A Friend is a Gift
“Words cannot express such joys as a friend imparts.”
Imagine, if you can, a moment in time when you were sitting on a porch swing or a roof top, or beneath the branches of a shady tree. Maybe autumn had laid a crackling carpet of leaves beneath your feet. Or maybe it was a blazing summer day and you were parched for a swig of anything to quench your thirst. Winter may have deposited its first blanket of snow on the ground and you were hunkered down inside your fort, battle-weary and droopy-eyed after the season’s first snowball fight. Spring may have beckoned you to the garden, and you were down on your knees, toiling in the hot sun, planting seeds to ensure the harvest. Wherever you were, whatever the time of year, nothing else in the world seemed to matter because you were not alone. A friend was at your side. And the moment was perfect.

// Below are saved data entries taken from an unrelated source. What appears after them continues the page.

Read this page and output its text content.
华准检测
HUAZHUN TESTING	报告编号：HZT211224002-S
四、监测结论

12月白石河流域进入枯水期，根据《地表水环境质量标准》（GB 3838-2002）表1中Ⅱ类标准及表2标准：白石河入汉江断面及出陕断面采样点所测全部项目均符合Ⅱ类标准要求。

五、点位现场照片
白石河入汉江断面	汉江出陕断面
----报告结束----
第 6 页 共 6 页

A friend is a gift. Whether those words have ever rolled off your tongue or drifted through your head in a quiet moment of deep reflection, the truth is undeniable. Friendship is a gift of enormous value. Providing intimacy, rapport, trust, and affection, friendship is the common ground where kindred spirits find communion. “Words cannot express such joy as a friend imparts,” noted St. John Chrysostom, one of the Fathers of the Eastern Orthodox Church. “For it would be better for us that the sun were extinguished than we should be without our friends.”
The sunlight of friendship is cast by design. After all, friends don’t come included in the “package deal” of our birth or bloodlines. Unlike the families into which we are born, friendships are decided. “Our relatives are ours by chance,” wrote the French poet Jacques Delille, “but we choose our friends.”
The rewards of choosing well can be tremendous. As anyone who has ever had a close friend knows, friends lessen our sorrows and broaden our smiles, allowing us to feel accepted and understood when the world turns its back on us. Like the proverbial “bridge” that spans “troubled waters,” friends lay themselves down and also carry us through the dark nights of the soul. They do this, in the words of William Penn, by “unbosoming freely, advising justly, assisting readily, adventuring boldly, taking all patiently, defending courageously-and continuing a friend unchanged.”
True friends are also the cheerleaders who can provide the wind pushing up beneath our wings, that can lift us out of our doldrums and up to higher ground. When adversaries conspire against us, our friends can be counted on to mount a ready defense. To friends we can entrust our innermost selves, knowing they will safeguard our secrets and advise with gentle candor. Listening to our tribulations, they understand even what we do not say. Loyal, dependable, and kind, friends go out on a limb where the sweetest delights are found.
“Some people go to priests,” wrote the novelist Virginia Woolf. “And some people go to poetry. But I go to my friends.” Nobody had to tell Ms. Woolf what was obviously quite apparent-that a friend is a gift.